Kautt’s penultimate chapter “Assessment of Republican Arms-Procurement Campaigns, 1918-1921” is unquestionably the best chapter in Arming the Irish Revolution. Kautt lays out his criteria for assessing the gun-running and gunrunners and shows how they succeeded and failed at the tactical and operational levels. This methodological approach will be useful to historians exploring other revolutions and insurgencies as it establishes a formula that can be used to evaluate the success of other logistical efforts. The statistical charts included elevate Arming the Irish Revolution from good to great. They allow the reader to step back and gain a deeper understanding of the scale of the IRA’s logistical effort and why the British were unable, given London’s unwillingness to treat Ireland as a war situation, to stem the tide.
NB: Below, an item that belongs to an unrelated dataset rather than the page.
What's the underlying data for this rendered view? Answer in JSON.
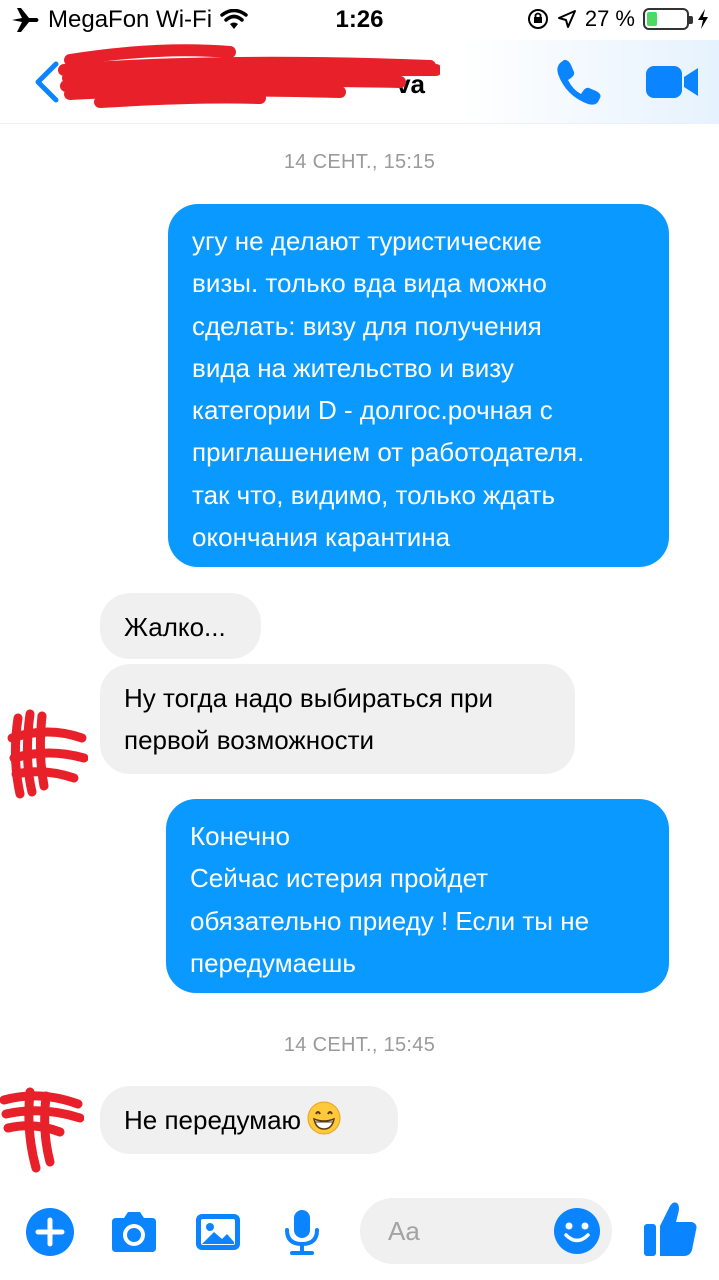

Despite the impressive research that supports Arming the Irish Revolution—there are almost 100 pages of notes—and the engaging stories that support Kautt’s argument, Arming the Irish Revolution is not perfect. Each chapter is extremely insightful, but the chapters abruptly end and do not naturally lead into the subsequent chapter. An individual chapter could easily be assigned as a course reading, but the general reader may be jarred by this approach. As an operational history Arming the Irish Revolution is excellent, but a reader not well versed in Irish history may at times be unable to place events into the wider Irish and British historical context. Indeed, how the various units Kautt discusses fit into the wider IRA is sometimes not entirely clear. A reader without a solid background in the War of Independence may be confused. Nevertheless, Arming the Irish Revolution is an excellent book that will be consulted by historians for years to come. It has greatly enhanced our knowledge of the war and IRA operations while also placing the war and the IRA in a global context.